「老人タイムス」私説

昭和の一ケタ世代も高齢になりました。この世代が現在の世相をどう見て、考えているかーそのひとり言。

          「英語」を英語で教えないと

2008-12-24 06:50:41 | Weblog
2011年から始まる新学習指導要領で英語教師は英語で教えなくてはならなくなる。
僕はこれに基本的には賛成だが”受験英語”で教育されてきた今の大方の先生た
ちにそれが出来るのだろうか心配だ。かりに出来ても"受験英語”の発音では、あま
り意味がなく改善にはならない。

大学入試中心の今の日本の英語教育は、いつから始まったのだろうかー。戦前の
旧制時代から”小野啓”の讀解中心の参考書や単語を丸暗記する赤尾の"マメ単”が
受験生必修の書で、僕もそのお世話になった。戦前は外国へ行く機会も少なく、外国
人と接することもあまりなかった。
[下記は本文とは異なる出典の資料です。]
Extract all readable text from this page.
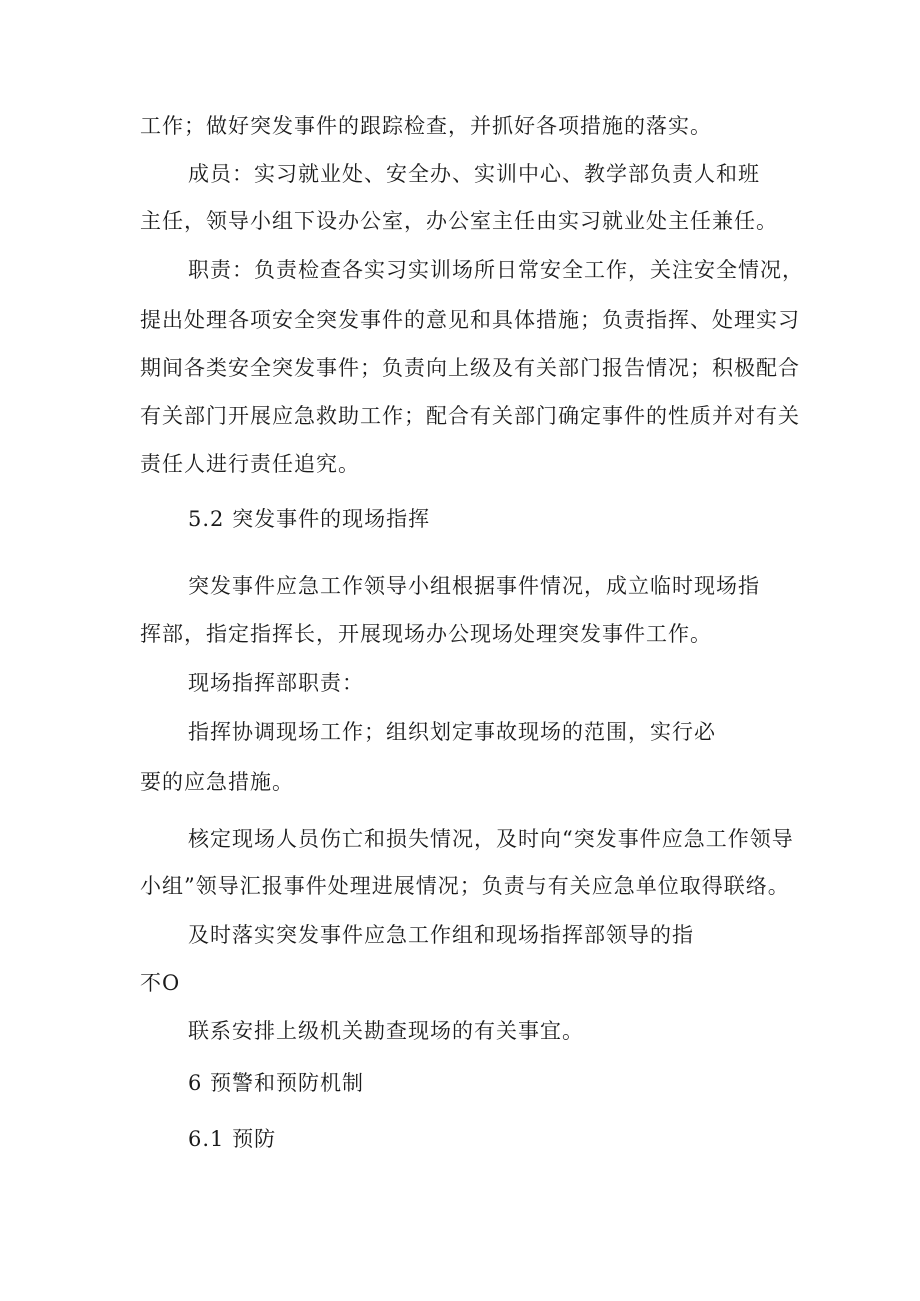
工作；做好突发事件的跟踪检查，并抓好各项措施的落实。
成员：实习就业处、安全办、实训中心、教学部负责人和班
主任，领导小组下设办公室，办公室主任由实习就业处主任兼任。
职责：负责检查各实习实训场所日常安全工作，关注安全情况，
提出处理各项安全突发事件的意见和具体措施；负责指挥、处理实习
期间各类安全突发事件；负责向上级及有关部门报告情况；积极配合
有关部门开展应急救助工作；配合有关部门确定事件的性质并对有关
责任人进行责任追究。
5.2 突发事件的现场指挥
突发事件应急工作领导小组根据事件情况，成立临时现场指
挥部，指定指挥长，开展现场办公现场处理突发事件工作。
现场指挥部职责：
指挥协调现场工作；组织划定事故现场的范围，实行必
要的应急措施。
核定现场人员伤亡和损失情况，及时向“突发事件应急工作领导
小组”领导汇报事件处理进展情况；负责与有关应急单位取得联络。
及时落实突发事件应急工作组和现场指挥部领导的指
不O
联系安排上级机关勘查现场的有关事宜。
6 预警和预防机制
6.1 预防
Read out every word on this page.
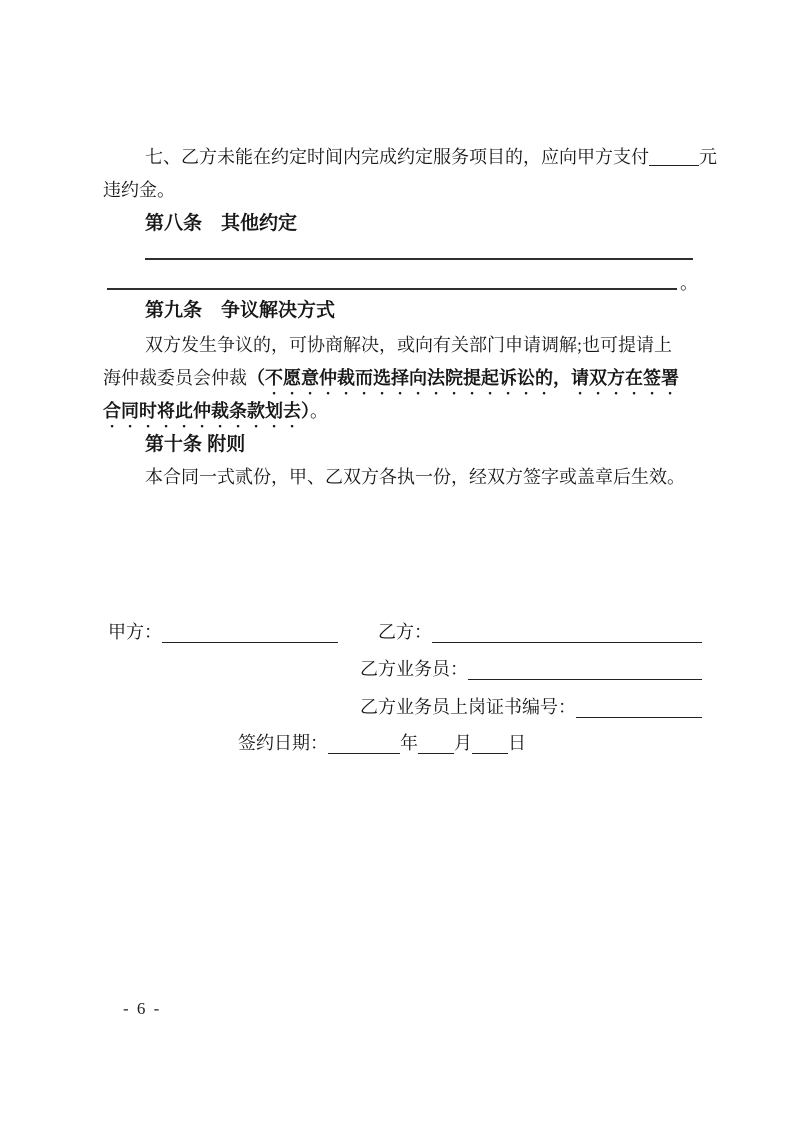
七、乙方未能在约定时间内完成约定服务项目的，应向甲方支付	元

违约金。

第八条　其他约定
。
第九条　争议解决方式

双方发生争议的，可协商解决，或向有关部门申请调解;也可提请上

海仲裁委员会仲裁（不愿意仲裁而选择向法院提起诉讼的，请双方在签署

合同时将此仲裁条款划去）。

第十条 附则

本合同一式贰份，甲、乙双方各执一份，经双方签字或盖章后生效。

甲方：	乙方：
乙方业务员：
乙方业务员上岗证书编号：
签约日期：	年 月 日
- 6 -
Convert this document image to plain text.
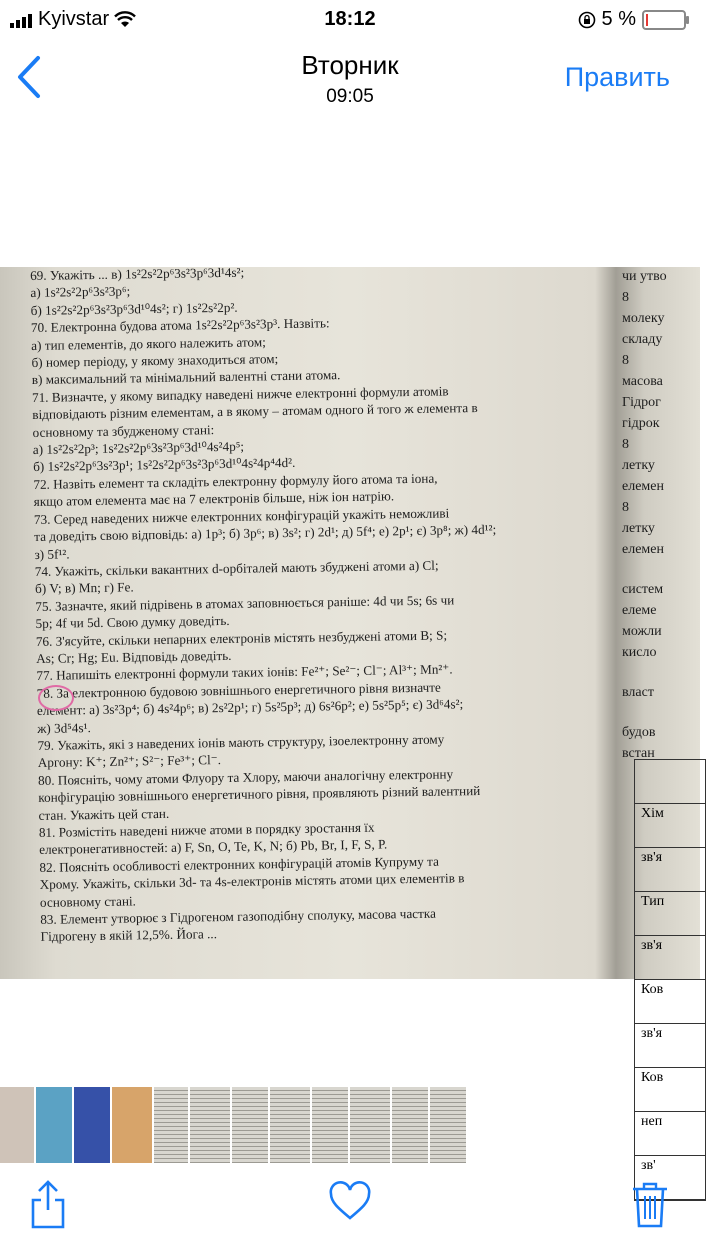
Kyivstar	18:12	5 %
Вторник
09:05
Править
69. Укажіть ... в) 1s²2s²2p⁶3s²3p⁶3d¹4s²;
а) 1s²2s²2p⁶3s²3p⁶;
б) 1s²2s²2p⁶3s²3p⁶3d¹⁰4s²; г) 1s²2s²2p².
70. Електронна будова атома 1s²2s²2p⁶3s²3p³. Назвіть:
а) тип елементів, до якого належить атом;
б) номер періоду, у якому знаходиться атом;
в) максимальний та мінімальний валентні стани атома.
71. Визначте, у якому випадку наведені нижче електронні формули атомів
відповідають різним елементам, а в якому – атомам одного й того ж елемента в
основному та збудженому стані:
а) 1s²2s²2p³; 1s²2s²2p⁶3s²3p⁶3d¹⁰4s²4p⁵;
б) 1s²2s²2p⁶3s²3p¹; 1s²2s²2p⁶3s²3p⁶3d¹⁰4s²4p⁴4d².
72. Назвіть елемент та складіть електронну формулу його атома та іона,
якщо атом елемента має на 7 електронів більше, ніж іон натрію.
73. Серед наведених нижче електронних конфігурацій укажіть неможливі
та доведіть свою відповідь: а) 1p³; б) 3p⁶; в) 3s²; г) 2d¹; д) 5f⁴; е) 2p¹; є) 3p⁸; ж) 4d¹²;
з) 5f¹².
74. Укажіть, скільки вакантних d-орбіталей мають збуджені атоми а) Cl;
б) V; в) Mn; г) Fe.
75. Зазначте, який підрівень в атомах заповнюється раніше: 4d чи 5s; 6s чи
5p; 4f чи 5d. Свою думку доведіть.
76. З'ясуйте, скільки непарних електронів містять незбуджені атоми B; S;
As; Cr; Hg; Eu. Відповідь доведіть.
77. Напишіть електронні формули таких іонів: Fe²⁺; Se²⁻; Cl⁻; Al³⁺; Mn²⁺.
78. За електронною будовою зовнішнього енергетичного рівня визначте
елемент: а) 3s²3p⁴; б) 4s²4p⁶; в) 2s²2p¹; г) 5s²5p³; д) 6s²6p²; е) 5s²5p⁵; є) 3d⁶4s²;
ж) 3d⁵4s¹.
79. Укажіть, які з наведених іонів мають структуру, ізоелектронну атому
Аргону: K⁺; Zn²⁺; S²⁻; Fe³⁺; Cl⁻.
80. Поясніть, чому атоми Флуору та Хлору, маючи аналогічну електронну
конфігурацію зовнішнього енергетичного рівня, проявляють різний валентний
стан. Укажіть цей стан.
81. Розмістіть наведені нижче атоми в порядку зростання їх
електронегативностей: а) F, Sn, O, Te, K, N; б) Pb, Br, I, F, S, P.
82. Поясніть особливості електронних конфігурацій атомів Купруму та
Хрому. Укажіть, скільки 3d- та 4s-електронів містять атоми цих елементів в
основному стані.
83. Елемент утворює з Гідрогеном газоподібну сполуку, масова частка
Гідрогену в якій 12,5%. Йога ...
чи утво
8
молеку
складу
8
масова
Гідрог
гідрок
8
летку
елемен
8
летку
елемен
систем
елеме
можли
кисло
власт
будов
встан
Хім
зв'я
Тип
зв'я
Ков
зв'я
Ков
неп
зв'
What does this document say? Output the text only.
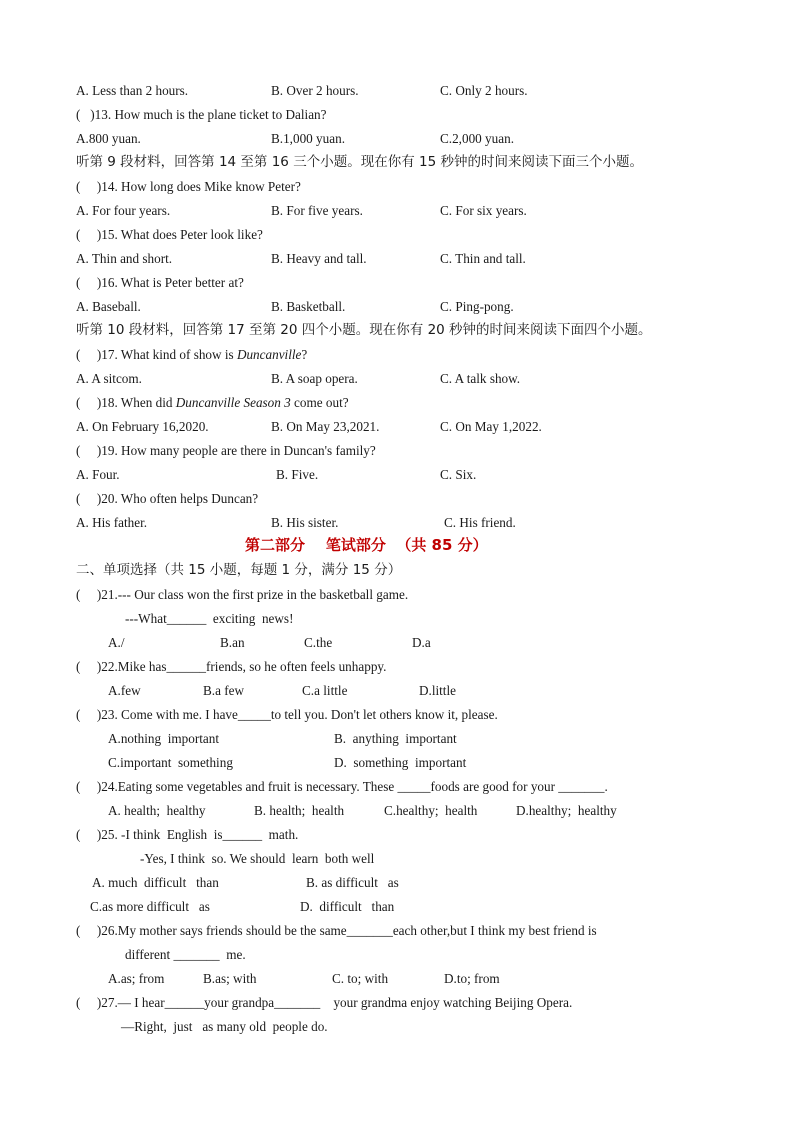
A. Less than 2 hours.	B. Over 2 hours.	C. Only 2 hours.
(   )13. How much is the plane ticket to Dalian?
A.800 yuan.	B.1,000 yuan.	C.2,000 yuan.
听第 9 段材料，回答第 14 至第 16 三个小题。现在你有 15 秒钟的时间来阅读下面三个小题。
(     )14. How long does Mike know Peter?
A. For four years.	B. For five years.	C. For six years.
(     )15. What does Peter look like?
A. Thin and short.	B. Heavy and tall.	C. Thin and tall.
(     )16. What is Peter better at?
A. Baseball.	B. Basketball.	C. Ping-pong.
听第 10 段材料，回答第 17 至第 20 四个小题。现在你有 20 秒钟的时间来阅读下面四个小题。
(     )17. What kind of show is Duncanville?
A. A sitcom.	B. A soap opera.	C. A talk show.
(     )18. When did Duncanville Season 3 come out?
A. On February 16,2020.	B. On May 23,2021.	C. On May 1,2022.
(     )19. How many people are there in Duncan's family?
A. Four.	B. Five.	C. Six.
(     )20. Who often helps Duncan?
A. His father.	B. His sister.	C. His friend.
第二部分    笔试部分  （共 85 分）
二、单项选择（共 15 小题，每题 1 分，满分 15 分）
(     )21.--- Our class won the first prize in the basketball game.
---What______  exciting  news!
A./	B.an	C.the	D.a
(     )22.Mike has______friends, so he often feels unhappy.
A.few	B.a few	C.a little	D.little
(     )23. Come with me. I have_____to tell you. Don't let others know it, please.
A.nothing  important	B.  anything  important
C.important  something	D.  something  important
(     )24.Eating some vegetables and fruit is necessary. These _____foods are good for your _______.
A. health;  healthy	B. health;  health	C.healthy;  health	D.healthy;  healthy
(     )25. -I think  English  is______  math.
-Yes, I think  so. We should  learn  both well
A. much  difficult   than	B. as difficult   as
C.as more difficult   as	D.  difficult   than
(     )26.My mother says friends should be the same_______each other,but I think my best friend is
different _______  me.
A.as; from	B.as; with	C. to; with	D.to; from
(     )27.— I hear______your grandpa_______    your grandma enjoy watching Beijing Opera.
—Right,  just   as many old  people do.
主として外国語で書かれた学術書や論文を書くの
が目的だったから、それでもよかった。

でも今は違う。"国際化"時代で外国で商売する人が増え、年間数十万人の観光客が
海外へ出かけ英語で会話をする時代である。が、受験英語で教育された日本人の
英語は相手に通じるが、相手の言う事が通じない場合が多い。それは実際的な発音
を無視した教育からきている。

明治の末、英語の教師だった夏目漱石は英国での留学体験をもとに音声面(発音)から
の英語教育改善を提案している。明治の初め、日本の大学では"お雇い外国人”が直接
英語で他の学科も教えていた。その時代に英語を勉強した漱石は、明治の末の学生たち
の英語力が劣ってきたと嘆いている。

大変失礼だが、日本の大部分の英語教師の発音は"受験英語”のそれである。これでは
「英語」で教育されてもあまり意味がない。が、大学入試が今のままなら"受験英語”を教
える教師も必要なのだ。この矛盾が問題だ。